También existirán quienes desconfíen profundamente de entregar decisiones fundamentales a máquinas capaces de aprender por sí mismas y adviertan sobre los riesgos de dependencia tecnológica.

Y, por supuesto, estarán quienes consideren que la inteligencia artificial constituye un riesgo existencial para la propia especie humana, capaz incluso de poner en peligro nuestra supervivencia si su desarrollo escapa al control de las personas.

Paradójicamente, la tecnología más poderosa jamás creada puede convertirse en el mayor instrumento de liberación o en la mayor amenaza de nuestra historia.

La decisión sigue siendo humana.

Por eso, quizá haya llegado el momento de cambiar la pregunta.

En lugar de seguir preguntándonos si una propuesta pertenece a la derecha o a la izquierda, deberíamos preguntarnos si contribuye o no a construir una inteligencia artificial al servicio del ser humano.

Las prioridades también deberían cambiar.

Necesitamos invertir en infraestructura digital, computación de alto rendimiento, educación científica, investigación, desarrollo tecnológico, formación de talento, legislación moderna y cooperación internacional.

No para ganar una nueva carrera armamentista tecnológica, sino para garantizar que la inteligencia artificial se convierta en una herramienta destinada a erradicar la pobreza, combatir las enfermedades, proteger el medio ambiente, aumentar la productividad y ampliar las oportunidades para todos.

La política del futuro ya no debería consistir en administrar los conflictos heredados del siglo XIX.

Su misión será gobernar la mayor transformación tecnológica que haya conocido la civilización.
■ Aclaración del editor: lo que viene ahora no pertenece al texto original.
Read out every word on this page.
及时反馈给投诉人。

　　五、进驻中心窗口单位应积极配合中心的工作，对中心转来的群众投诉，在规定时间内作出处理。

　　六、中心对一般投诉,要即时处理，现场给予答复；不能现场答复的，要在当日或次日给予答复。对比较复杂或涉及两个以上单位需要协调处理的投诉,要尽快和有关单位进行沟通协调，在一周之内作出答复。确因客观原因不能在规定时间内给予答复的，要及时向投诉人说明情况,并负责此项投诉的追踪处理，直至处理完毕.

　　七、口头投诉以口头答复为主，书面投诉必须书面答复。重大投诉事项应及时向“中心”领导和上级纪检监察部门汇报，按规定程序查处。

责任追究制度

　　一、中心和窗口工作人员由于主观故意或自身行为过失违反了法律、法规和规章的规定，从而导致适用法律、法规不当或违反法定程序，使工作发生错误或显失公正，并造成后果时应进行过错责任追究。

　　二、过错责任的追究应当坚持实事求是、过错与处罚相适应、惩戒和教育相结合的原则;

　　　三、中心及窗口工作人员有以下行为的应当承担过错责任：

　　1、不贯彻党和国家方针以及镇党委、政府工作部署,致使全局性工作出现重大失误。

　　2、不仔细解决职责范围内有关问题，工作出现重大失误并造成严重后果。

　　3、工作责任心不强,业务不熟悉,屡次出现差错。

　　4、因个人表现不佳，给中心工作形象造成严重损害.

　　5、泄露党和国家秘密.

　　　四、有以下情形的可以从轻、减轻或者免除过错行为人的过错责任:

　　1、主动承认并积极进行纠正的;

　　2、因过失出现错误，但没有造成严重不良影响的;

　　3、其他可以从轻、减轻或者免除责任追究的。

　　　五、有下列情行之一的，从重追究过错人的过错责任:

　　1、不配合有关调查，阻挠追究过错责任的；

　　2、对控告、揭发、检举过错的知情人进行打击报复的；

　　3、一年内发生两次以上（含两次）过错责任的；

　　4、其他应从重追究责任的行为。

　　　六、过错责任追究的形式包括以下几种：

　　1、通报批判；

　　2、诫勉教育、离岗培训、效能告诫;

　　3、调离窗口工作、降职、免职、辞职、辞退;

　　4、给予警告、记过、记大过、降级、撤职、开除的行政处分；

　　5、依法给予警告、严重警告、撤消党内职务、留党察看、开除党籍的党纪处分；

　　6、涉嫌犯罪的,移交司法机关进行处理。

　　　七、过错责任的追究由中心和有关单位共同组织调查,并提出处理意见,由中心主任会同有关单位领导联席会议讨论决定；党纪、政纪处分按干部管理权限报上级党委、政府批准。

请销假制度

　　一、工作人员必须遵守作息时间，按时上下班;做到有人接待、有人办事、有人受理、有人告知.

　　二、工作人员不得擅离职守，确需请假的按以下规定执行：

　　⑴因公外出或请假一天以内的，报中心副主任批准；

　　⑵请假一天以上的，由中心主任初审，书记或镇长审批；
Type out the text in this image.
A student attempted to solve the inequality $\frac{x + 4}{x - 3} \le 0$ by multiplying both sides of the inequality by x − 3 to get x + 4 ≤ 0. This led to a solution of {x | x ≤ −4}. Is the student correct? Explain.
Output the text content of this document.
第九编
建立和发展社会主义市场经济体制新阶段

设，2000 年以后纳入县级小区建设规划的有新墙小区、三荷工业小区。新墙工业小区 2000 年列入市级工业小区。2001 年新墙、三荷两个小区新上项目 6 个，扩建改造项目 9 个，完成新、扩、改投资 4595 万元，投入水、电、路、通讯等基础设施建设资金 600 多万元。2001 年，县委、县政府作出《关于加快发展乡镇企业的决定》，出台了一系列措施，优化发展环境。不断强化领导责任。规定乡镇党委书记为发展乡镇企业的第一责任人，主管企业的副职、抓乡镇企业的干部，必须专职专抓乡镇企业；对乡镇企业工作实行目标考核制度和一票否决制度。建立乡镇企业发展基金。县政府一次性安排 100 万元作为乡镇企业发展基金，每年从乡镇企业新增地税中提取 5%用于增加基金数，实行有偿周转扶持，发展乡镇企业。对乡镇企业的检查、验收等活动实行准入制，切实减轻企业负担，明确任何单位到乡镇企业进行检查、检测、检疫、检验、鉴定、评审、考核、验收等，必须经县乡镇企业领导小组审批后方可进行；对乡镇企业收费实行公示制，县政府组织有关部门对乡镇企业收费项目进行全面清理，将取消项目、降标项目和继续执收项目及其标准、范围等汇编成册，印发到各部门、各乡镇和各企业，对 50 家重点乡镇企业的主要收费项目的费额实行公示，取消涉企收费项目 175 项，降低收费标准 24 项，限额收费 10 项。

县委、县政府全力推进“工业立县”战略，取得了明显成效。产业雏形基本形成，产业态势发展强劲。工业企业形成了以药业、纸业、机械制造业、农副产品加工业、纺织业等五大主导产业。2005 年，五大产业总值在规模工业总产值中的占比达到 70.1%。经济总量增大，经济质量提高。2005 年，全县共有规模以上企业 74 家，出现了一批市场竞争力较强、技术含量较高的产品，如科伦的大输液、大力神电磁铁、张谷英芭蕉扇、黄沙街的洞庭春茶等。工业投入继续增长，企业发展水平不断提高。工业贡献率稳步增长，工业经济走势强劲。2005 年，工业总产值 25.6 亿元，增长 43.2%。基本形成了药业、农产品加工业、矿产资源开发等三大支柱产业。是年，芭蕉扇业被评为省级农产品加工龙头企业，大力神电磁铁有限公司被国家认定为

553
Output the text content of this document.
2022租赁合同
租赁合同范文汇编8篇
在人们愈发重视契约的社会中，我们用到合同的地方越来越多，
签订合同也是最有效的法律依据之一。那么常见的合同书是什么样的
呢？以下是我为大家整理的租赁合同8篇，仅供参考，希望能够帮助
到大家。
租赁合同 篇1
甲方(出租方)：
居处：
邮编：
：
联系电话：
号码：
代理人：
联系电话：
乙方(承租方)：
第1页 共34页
Quizá, dentro de algunas décadas, nuestros descendientes miren con sorpresa las viejas discusiones entre derecha e izquierda y se pregunten cómo la humanidad pudo dedicar tantos esfuerzos a enfrentarse entre sí cuando tenía frente a ella la posibilidad de resolver los problemas que la habían acompañado durante milenios.

La inteligencia artificial no eliminará los conflictos humanos. Pero puede cambiar profundamente su naturaleza. Tal vez el desafío ya no sea decidir quién tiene el poder, sino cómo utilizar el conocimiento para preservar nuestra libertad, nuestra dignidad y, en última instancia, nuestra propia supervivencia como especie.